I always like to let others order for me if they are introducing me to a new establishment, especially if it is a cuisine that I am still fairly new to, so I avoid the menu like the plague. We are there about 15 minutes before the other 4 that are still to join us which means engaging in pleasant conversation with my wife. The waitress, in her typical Japanese courtesy provides us with an abundance of bow's and thankyou's while topping up our glasses with room temperature water. My wife scours the menu for anything that might be familiar from our other Japanese experiences and points a couple out to me.
"This place looks good!" she is also excited about the upcoming experience.
The remainder of our dinner party arrives and after some chatter around the table and birthday wishes, my sister-in-law gets down to business and starts spitting orders at the waitress who has made about 4 trips back and forth waiting for us to stop talking so she can take our order.

Before I get into the food, it's probably worth mentioning the establishment and service. It's a pretty standard Japanese restaurant in the inner city suburbs of Melbourne, situated at the end of a one way street running parallel to a busy shopping strip called Puckle Street. You walk in to a low lit restaurant which is pleasant on the bottom level with a few scattered tables by the counter and bar. We were seated upstairs in an area which looked like it could be sectioned off by a paper sliding door (I doubt it would block much noise). In addition to the paper sliding doors, the room was decorated with burgundy coloured paintings of a particular tree which I am told is a cherry blossom. I am looked at like I have two heads for not knowing more about plants and trees. Whether this is actually a Japanese tradition or not I couldn't tell you. For all I know it could be as traditional as an Italian restaurant plastering pictures of Ferrari's and soccer players on their walls.

First up, edamame. This delightful little dish is what we would call a bowl of soy beans, in fact the description is lightly salted soy beans.
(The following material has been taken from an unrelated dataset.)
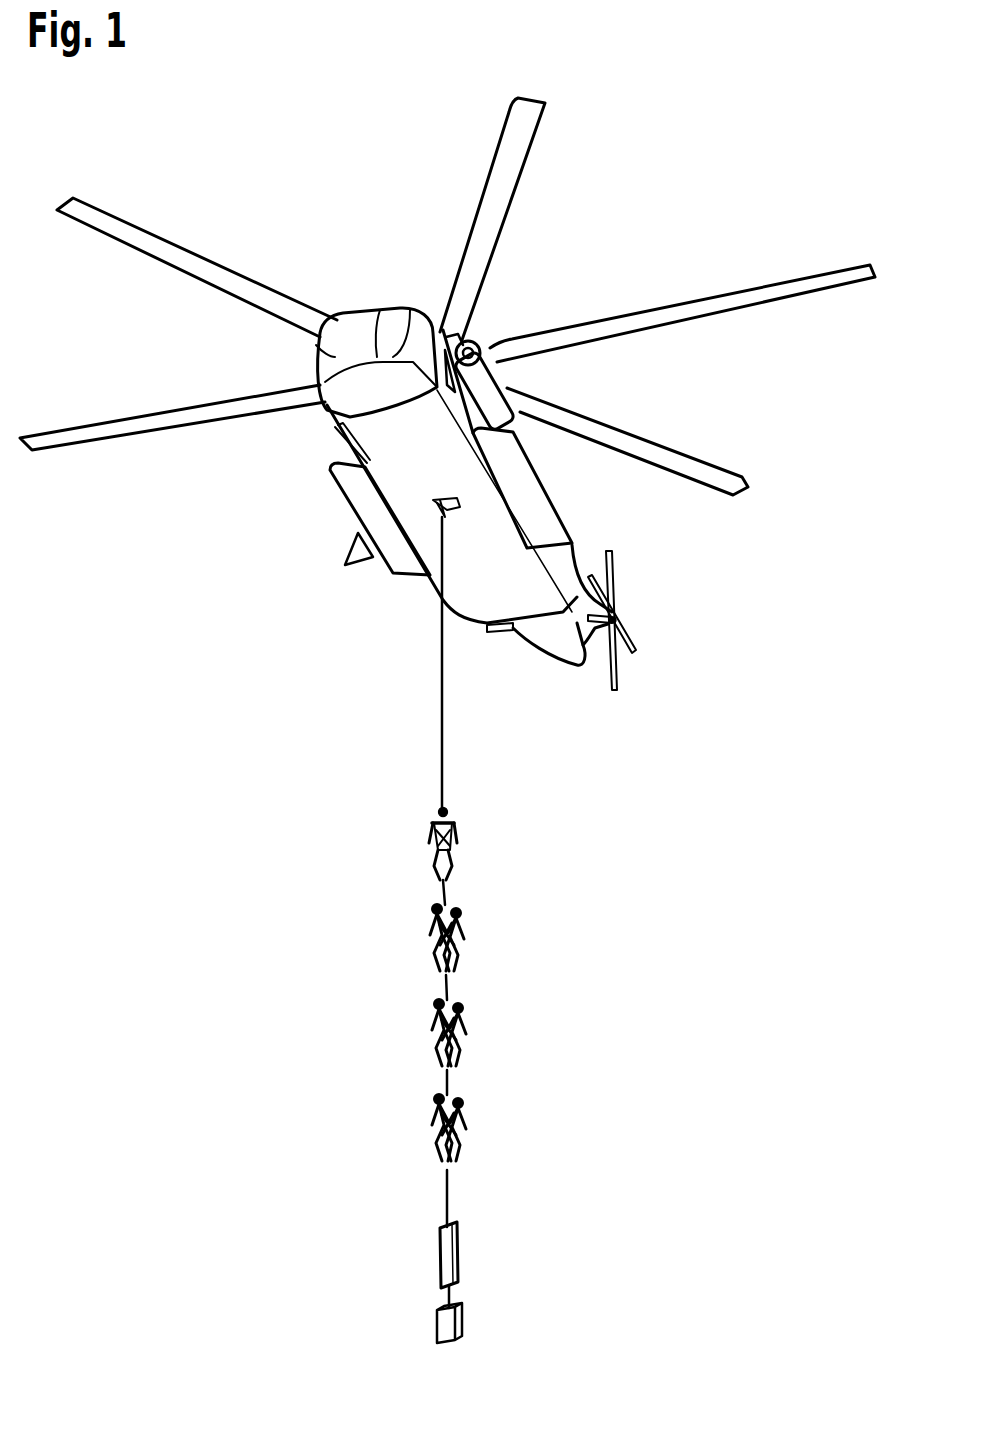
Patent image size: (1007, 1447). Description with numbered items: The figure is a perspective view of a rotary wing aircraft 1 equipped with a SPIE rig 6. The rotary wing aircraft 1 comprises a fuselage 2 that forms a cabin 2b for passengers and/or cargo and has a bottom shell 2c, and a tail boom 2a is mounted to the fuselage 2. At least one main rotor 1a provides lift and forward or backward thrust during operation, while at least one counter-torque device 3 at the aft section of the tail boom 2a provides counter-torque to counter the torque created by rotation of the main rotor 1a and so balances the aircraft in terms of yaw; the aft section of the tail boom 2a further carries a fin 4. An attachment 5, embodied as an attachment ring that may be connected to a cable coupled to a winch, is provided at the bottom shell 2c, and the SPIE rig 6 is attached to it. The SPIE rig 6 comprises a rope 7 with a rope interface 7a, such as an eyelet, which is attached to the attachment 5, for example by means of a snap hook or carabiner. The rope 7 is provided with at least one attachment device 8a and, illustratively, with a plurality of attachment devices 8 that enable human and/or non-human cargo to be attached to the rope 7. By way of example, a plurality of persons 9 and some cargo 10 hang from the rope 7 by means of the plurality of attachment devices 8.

The term lightly salted was taken very seriously, I am sure there wasn't any salt at all, but they were actually a good way to start the meal.
The main dishes come to the table and I fall in love with it all.
Let's talk about the Soft Shell Crab Rolls first. Awesomeness at it's most awesome. Lightly flavoured soft shell crab melts in your mouth, you need to bite through rice paper and rice to get to it which you instantly find annoying once you realise what you have been missing your whole life. Cut out the rice and give me freaking crab!
There was the standard plate of inside out sushi rolls; one plate of crispy prawn and a plate of raw tuna, they tasted great. This was also the first time I had tried sashimi, and I came out of there pretty happy with myself and thinking it might be a permanent fixture on future visits to Japanese cuisine.
Then came the next course, the Wafu steak. Bits of tender steak cooked in a wafu sauce which is a kind of thick sauce I would put in a barbecue category. It was reasonable, but I have had better steak. The steak was accompanied by some steamed vegies and a great Japanese interpretation of an Aranchini. They probably invented it, but it was the first thing I thought of when I sunk my teeth into it, so to me they are simply Japanese Aranchini.
We also had the pot stickers and some Japanese spring rolls... not much to say about them really, other than my wife like the pot stickers so much that we needed to order another serve.

One issue...
The sushi was cut way too big to stick in your mouth without looking like you have been stung by bees while you are trying to get rice out from your cheeks. As anyone that has tried to eat sushi before would know; when you bite into sushi, what remains falls all over your plate and you spend the next few minutes using your chop sticks to drop each of the discarded grains of rice into you mouth. Smaller pieces would have been better.

So what's the go?

You have to get down to this place and get your face around the Soft Shell Crab Rolls. Everything was pretty good, but man, that crab... love that crab... mmm... crab. Sweet sweet soft shell crabby wabby.